Woran liegt es Ihrer Meinung nach, dass besonders in der Allgemeinmedizin viele Kassenstellen unbesetzt sind? Ein Punkt ist sicher die Angst vor dem Umgang mit Unsicherheit. Wir erleben viele Krankheiten in einer frühen Phase, wo es darum geht, Bedrohlichkeit und Dringlichkeit richtig einzuschätzen. Im Spitalsbetrieb gibt es dazu viel mehr diagnostische Möglichkeiten. Wir Allgemeinmediziner müssen lernen, entscheidungsfreudig zu sein und die Alarmstufe richtig zu beurteilen. Diese Entscheidungen sind am Anfang bei der medizinischen Vielfalt, mit der wir täglich konfrontiert sind, schwierig. Ein weiterer Punkt, der aber jeden Gang in die Selbstständigkeit betrifft, ist sicher auch die wirtschaftliche Unsicherheit, die man bis zu einem gewissen Grad meistern muss. In der Ausbildung bekommt man wenig unternehmerisches Wissen vermittelt. Aber es gibt gute Hilfestellungen von der Ärztekammer im Rahmen von Praxisgründungsseminaren. Da sind auch Steuerberater dabei, die einem wichtiges Know-how vermitteln. Sie bleiben auch wichtige Ansprechpartner, wenn man als Kassenarzt tätig ist.
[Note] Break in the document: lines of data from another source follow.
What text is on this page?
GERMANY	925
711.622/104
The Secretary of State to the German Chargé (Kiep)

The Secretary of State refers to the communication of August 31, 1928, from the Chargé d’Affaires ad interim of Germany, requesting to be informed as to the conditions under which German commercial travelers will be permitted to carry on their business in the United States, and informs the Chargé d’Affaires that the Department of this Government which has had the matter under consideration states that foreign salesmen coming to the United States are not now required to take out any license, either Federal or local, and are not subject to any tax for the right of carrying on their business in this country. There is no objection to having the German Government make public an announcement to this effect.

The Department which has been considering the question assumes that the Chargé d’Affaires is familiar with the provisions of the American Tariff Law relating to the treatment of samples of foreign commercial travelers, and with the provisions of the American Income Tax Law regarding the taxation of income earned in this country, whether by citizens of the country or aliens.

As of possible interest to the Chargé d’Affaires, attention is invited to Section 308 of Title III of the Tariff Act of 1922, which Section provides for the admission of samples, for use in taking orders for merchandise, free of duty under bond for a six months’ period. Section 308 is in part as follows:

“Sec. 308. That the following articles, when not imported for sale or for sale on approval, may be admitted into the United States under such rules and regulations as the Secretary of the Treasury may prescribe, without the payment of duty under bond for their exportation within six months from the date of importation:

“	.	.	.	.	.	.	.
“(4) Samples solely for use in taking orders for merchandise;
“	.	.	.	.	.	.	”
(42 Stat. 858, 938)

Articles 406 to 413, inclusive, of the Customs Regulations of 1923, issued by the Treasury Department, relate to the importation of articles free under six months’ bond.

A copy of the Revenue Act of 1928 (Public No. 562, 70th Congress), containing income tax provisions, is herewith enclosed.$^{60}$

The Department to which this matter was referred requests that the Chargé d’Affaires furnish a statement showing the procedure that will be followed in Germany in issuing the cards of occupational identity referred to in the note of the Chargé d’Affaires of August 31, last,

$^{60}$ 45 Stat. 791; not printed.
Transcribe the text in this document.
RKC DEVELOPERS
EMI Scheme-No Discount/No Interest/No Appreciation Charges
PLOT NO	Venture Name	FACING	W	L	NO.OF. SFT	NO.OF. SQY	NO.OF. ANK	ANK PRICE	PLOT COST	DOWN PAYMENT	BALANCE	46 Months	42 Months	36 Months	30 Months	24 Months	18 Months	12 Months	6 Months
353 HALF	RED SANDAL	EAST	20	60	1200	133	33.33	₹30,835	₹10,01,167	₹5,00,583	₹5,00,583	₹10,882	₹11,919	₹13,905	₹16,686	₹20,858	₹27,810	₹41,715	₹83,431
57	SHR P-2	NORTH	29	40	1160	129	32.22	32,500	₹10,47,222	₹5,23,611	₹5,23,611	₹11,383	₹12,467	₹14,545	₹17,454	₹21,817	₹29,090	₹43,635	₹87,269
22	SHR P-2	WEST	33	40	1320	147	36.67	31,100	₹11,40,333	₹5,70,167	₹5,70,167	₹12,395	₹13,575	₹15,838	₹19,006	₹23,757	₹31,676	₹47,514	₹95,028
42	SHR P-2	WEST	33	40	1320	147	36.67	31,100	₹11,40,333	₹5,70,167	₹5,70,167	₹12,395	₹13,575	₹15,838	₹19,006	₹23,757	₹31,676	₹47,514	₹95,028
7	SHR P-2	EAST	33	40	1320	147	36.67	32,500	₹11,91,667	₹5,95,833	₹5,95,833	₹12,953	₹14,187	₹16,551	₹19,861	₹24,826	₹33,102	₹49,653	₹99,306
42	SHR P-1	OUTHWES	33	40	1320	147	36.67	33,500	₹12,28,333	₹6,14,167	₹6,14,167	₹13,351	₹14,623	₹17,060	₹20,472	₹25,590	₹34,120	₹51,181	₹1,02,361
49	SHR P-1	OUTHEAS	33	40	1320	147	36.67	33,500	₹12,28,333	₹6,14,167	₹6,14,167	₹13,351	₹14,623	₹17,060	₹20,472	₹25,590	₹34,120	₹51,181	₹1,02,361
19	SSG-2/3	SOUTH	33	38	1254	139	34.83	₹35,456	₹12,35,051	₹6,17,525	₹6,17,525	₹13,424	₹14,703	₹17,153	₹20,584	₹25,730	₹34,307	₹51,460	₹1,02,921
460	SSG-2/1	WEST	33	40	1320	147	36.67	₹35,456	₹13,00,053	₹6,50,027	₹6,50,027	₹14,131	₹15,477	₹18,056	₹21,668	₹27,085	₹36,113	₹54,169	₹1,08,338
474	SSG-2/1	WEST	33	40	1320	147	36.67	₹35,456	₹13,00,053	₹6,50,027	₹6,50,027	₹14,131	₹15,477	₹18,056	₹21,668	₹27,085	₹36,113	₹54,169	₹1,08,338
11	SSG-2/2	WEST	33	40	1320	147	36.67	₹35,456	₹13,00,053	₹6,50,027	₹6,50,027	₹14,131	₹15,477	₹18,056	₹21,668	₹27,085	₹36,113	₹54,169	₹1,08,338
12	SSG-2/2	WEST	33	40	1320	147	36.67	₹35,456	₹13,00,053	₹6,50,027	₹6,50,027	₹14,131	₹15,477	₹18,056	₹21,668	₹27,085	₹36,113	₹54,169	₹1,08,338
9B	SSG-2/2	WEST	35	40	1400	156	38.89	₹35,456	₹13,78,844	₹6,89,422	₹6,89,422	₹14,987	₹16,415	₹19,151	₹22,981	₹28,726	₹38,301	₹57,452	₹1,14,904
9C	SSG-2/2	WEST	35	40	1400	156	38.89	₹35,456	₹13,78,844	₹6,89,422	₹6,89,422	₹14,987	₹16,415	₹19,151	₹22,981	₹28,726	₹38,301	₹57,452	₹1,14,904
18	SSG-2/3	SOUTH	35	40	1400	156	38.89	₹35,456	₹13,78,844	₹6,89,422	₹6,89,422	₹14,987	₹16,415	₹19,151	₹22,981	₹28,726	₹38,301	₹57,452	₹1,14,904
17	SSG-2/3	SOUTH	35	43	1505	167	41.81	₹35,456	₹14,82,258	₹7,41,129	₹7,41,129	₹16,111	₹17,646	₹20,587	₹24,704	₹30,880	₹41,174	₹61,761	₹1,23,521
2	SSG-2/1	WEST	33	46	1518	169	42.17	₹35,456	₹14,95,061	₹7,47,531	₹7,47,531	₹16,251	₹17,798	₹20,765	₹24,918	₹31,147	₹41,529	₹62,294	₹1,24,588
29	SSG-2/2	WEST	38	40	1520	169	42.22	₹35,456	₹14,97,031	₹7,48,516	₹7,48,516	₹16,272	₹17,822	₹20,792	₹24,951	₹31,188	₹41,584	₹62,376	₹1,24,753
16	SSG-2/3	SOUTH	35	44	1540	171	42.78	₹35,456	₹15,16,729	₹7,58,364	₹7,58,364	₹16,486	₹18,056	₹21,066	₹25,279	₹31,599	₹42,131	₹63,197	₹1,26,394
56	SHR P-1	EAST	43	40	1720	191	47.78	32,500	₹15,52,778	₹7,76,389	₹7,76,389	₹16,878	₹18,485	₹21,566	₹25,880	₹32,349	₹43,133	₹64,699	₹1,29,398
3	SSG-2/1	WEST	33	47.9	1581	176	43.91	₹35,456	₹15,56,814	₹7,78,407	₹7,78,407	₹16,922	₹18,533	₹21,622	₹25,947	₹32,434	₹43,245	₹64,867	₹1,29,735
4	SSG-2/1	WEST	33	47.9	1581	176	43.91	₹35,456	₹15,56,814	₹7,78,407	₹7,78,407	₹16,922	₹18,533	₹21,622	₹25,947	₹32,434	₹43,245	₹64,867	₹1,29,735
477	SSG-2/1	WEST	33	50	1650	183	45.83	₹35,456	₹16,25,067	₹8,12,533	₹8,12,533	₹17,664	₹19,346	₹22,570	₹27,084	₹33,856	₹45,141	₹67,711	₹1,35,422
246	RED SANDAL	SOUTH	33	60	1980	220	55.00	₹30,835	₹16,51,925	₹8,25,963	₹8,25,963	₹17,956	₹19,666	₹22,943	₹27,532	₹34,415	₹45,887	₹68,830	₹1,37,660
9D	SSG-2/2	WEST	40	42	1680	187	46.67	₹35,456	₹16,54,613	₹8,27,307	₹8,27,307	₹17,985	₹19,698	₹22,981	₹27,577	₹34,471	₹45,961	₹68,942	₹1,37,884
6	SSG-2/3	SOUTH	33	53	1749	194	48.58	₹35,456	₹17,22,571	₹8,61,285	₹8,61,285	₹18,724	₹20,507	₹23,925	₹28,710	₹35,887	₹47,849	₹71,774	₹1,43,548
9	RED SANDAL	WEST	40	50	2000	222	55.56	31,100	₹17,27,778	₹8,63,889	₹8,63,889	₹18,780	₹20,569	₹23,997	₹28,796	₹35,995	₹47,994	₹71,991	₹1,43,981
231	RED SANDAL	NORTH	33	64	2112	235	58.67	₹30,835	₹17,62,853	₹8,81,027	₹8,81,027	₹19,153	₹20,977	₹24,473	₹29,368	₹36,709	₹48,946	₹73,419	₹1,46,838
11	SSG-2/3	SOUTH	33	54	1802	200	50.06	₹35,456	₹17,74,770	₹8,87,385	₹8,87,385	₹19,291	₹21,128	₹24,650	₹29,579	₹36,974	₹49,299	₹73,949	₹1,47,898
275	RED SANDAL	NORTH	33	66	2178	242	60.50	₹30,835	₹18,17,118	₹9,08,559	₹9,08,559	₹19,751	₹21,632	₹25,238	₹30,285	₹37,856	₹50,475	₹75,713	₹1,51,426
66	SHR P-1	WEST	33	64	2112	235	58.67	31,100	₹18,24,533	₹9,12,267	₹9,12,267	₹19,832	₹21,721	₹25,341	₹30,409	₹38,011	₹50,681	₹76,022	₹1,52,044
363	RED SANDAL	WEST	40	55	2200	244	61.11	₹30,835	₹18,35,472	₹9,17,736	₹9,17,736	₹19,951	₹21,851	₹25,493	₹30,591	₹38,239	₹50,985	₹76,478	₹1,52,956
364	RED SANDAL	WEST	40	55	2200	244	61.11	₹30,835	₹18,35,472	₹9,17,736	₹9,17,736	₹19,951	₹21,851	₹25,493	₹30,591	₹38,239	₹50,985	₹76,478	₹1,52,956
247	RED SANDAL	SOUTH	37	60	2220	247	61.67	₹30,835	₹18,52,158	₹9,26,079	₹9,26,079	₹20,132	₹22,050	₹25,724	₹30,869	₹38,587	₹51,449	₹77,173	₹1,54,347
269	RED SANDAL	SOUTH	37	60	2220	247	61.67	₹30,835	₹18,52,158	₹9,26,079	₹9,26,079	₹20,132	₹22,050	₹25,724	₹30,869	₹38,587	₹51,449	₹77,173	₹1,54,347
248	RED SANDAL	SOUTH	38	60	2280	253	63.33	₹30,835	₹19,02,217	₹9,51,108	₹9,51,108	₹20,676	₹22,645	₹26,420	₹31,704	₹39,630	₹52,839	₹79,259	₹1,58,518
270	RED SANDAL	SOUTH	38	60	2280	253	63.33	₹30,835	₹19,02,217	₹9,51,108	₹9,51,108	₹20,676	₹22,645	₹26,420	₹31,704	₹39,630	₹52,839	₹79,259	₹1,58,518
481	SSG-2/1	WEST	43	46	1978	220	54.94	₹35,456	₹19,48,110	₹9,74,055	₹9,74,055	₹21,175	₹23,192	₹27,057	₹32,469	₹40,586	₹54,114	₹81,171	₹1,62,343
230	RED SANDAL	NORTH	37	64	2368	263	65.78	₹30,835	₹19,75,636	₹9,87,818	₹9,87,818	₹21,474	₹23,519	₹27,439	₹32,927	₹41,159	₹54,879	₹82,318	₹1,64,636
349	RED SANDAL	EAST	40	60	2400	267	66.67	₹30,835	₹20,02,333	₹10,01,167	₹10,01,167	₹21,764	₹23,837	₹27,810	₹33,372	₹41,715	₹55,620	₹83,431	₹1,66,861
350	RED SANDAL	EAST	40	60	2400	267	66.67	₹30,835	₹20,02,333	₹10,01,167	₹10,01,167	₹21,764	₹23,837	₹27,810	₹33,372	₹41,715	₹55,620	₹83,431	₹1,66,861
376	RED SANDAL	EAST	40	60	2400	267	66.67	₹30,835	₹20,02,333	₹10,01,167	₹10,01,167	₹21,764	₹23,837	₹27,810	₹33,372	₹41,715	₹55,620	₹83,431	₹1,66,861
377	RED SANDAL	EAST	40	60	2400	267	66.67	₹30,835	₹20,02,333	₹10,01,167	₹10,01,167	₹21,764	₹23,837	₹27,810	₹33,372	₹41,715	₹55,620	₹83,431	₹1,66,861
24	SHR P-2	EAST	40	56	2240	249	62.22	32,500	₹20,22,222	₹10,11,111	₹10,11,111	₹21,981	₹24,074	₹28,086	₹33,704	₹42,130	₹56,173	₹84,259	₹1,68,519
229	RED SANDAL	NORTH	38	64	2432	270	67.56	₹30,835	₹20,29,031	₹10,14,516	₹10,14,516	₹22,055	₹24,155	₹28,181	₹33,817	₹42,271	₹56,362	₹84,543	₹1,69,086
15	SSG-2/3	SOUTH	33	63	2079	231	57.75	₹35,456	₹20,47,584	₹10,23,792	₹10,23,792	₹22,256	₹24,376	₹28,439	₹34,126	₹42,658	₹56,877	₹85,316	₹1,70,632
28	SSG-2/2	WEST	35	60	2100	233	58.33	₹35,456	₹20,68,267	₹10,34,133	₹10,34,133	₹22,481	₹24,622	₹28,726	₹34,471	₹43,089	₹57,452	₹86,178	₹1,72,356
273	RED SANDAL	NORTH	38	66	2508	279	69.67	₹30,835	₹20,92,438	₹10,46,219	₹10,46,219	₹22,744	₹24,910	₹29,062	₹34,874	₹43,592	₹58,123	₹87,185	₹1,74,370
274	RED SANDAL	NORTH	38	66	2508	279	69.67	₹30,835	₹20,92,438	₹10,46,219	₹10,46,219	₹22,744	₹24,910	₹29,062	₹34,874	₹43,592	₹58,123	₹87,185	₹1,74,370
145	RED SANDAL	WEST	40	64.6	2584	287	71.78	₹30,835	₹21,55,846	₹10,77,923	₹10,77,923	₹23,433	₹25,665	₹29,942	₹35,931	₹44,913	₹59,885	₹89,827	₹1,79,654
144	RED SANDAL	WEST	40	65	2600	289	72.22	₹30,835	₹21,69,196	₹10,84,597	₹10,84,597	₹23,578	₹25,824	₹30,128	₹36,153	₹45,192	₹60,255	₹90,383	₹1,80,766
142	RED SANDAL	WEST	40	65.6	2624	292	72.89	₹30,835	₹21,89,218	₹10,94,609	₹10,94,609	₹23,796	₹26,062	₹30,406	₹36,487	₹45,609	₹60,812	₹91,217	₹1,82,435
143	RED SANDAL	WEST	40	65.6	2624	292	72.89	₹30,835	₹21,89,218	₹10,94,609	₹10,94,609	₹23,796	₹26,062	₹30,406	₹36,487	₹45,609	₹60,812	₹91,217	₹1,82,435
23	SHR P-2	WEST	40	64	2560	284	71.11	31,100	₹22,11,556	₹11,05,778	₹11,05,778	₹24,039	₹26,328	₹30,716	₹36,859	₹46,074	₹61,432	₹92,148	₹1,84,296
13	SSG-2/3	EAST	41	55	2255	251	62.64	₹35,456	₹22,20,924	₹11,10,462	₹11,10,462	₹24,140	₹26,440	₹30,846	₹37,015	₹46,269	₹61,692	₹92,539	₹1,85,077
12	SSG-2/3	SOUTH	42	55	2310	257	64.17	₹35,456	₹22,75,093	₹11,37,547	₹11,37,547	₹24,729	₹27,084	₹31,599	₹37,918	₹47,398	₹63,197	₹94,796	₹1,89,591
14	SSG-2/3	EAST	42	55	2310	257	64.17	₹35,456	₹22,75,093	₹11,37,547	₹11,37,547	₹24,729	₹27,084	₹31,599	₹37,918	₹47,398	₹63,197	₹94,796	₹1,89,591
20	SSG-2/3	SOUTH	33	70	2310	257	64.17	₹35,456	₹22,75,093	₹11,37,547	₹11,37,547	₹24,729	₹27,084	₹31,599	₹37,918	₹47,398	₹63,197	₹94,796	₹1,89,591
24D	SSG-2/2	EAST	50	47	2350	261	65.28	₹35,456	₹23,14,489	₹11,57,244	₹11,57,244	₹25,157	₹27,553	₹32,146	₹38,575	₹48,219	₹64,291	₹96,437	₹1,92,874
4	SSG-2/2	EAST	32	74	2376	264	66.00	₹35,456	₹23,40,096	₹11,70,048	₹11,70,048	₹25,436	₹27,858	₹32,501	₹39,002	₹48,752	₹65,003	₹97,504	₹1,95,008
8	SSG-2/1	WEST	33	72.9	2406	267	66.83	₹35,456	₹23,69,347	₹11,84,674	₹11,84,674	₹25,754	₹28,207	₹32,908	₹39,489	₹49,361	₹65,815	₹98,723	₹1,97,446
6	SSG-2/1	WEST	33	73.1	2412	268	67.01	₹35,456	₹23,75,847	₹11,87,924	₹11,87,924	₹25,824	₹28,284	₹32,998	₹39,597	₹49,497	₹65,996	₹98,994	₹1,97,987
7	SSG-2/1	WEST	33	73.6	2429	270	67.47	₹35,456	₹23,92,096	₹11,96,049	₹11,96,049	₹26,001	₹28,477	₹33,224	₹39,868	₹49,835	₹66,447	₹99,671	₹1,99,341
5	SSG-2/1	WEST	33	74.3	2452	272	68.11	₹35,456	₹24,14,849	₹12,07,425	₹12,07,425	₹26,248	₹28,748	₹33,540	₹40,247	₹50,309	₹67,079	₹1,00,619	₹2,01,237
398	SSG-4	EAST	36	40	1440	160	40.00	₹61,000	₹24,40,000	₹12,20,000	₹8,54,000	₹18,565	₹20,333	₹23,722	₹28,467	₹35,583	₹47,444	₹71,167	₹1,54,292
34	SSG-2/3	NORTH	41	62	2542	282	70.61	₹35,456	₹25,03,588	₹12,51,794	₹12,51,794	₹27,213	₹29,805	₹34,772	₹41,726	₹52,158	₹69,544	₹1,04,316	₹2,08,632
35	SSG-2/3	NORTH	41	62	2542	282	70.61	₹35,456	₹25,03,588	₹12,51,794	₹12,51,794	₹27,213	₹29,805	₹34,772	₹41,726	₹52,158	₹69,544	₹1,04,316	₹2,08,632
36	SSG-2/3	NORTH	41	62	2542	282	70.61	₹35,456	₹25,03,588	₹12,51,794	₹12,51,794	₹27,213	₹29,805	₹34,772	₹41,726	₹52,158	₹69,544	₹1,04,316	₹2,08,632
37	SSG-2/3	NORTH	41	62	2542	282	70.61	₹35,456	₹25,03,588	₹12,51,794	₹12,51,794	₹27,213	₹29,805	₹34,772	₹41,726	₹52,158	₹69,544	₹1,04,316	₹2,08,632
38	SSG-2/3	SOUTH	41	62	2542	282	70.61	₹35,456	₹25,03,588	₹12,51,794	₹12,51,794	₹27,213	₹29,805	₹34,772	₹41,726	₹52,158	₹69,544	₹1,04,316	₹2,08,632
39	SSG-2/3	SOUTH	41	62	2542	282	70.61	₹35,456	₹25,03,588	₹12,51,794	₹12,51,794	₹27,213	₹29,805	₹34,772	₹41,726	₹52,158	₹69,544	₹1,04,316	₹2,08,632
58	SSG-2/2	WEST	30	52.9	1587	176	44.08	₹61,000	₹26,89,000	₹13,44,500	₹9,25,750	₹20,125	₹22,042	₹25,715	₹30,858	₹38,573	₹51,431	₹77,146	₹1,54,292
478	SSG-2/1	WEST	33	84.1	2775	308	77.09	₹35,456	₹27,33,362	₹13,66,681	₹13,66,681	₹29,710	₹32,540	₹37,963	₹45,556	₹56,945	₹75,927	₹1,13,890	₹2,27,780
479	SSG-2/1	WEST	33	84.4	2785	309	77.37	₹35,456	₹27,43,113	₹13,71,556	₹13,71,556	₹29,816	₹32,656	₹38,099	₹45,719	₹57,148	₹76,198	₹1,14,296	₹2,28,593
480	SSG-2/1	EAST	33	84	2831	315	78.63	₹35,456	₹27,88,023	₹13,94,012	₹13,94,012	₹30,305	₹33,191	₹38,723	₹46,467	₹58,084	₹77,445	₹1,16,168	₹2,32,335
Ich hatte durch meinen Vater als Mentor auch sehr viel Unterstützung. Letztendlich hatte ich viel mehr Respekt vor der Praxisübernahme als notwendig gewesen wäre. Es ist alles gut machbar. Der Vertrag mit der Sozialversicherung bietet auch mehr wirtschaftliche Sicherheit als das Wahlarztsystem. Die Managementfunktion gehört in der Niederlassung einfach dazu. Es macht aber Spaß, wenn man sieht, dass es funktioniert und gut läuft.

Wie kann die Allgemeinmedizin gestärkt werden? Die Gleichstellung der Generalisten durch den „Facharzt für Allgemeinmedizin“ ist ein wichtiger Punkt, damit Allgemeinmediziner als Fachärzte wertgeschätzt werden – natürlich bei gleichzeitiger Anhebung der Qualität in der Ausbildung. Ein wichtiger Pfeiler ist außerdem die Lehrpraxis. Dort haben angehende Allgemeinmediziner die Chance, Spaß an der Arbeit in der Niederlassung zu entwickeln und entsprechende Fähigkeiten zu erlernen. Auch ich habe derzeit eine Lehrpraktikantin und erachte es für beide Seiten als sehr wertvoll. Einerseits, weil es auch entlastet, andererseits weil es Spaß macht, sein eigenes Wissen weiterzugeben, die eigene Arbeit zu reflektieren und neuen Input zu bekommen. Durch die Studentinnen und Studenten, die wir immer wieder in der Ordination haben, haben wir auch immer Lebendigkeit im Team. Darüber hinaus ist eine Anstellung von Ärzten bei Ärzten eine gute Möglichkeit, in den Beruf hineinzuwachsen. Auch die Vertretungstätigkeit hilft, Sicherheit zu bekommen. Das sollte wie gesagt auch stärker propagiert werden. Und natürlich gibt es bei den Honoraren Luft nach oben, Stichwort ist die Angleichung der Tarife zwischen den Bundesländern.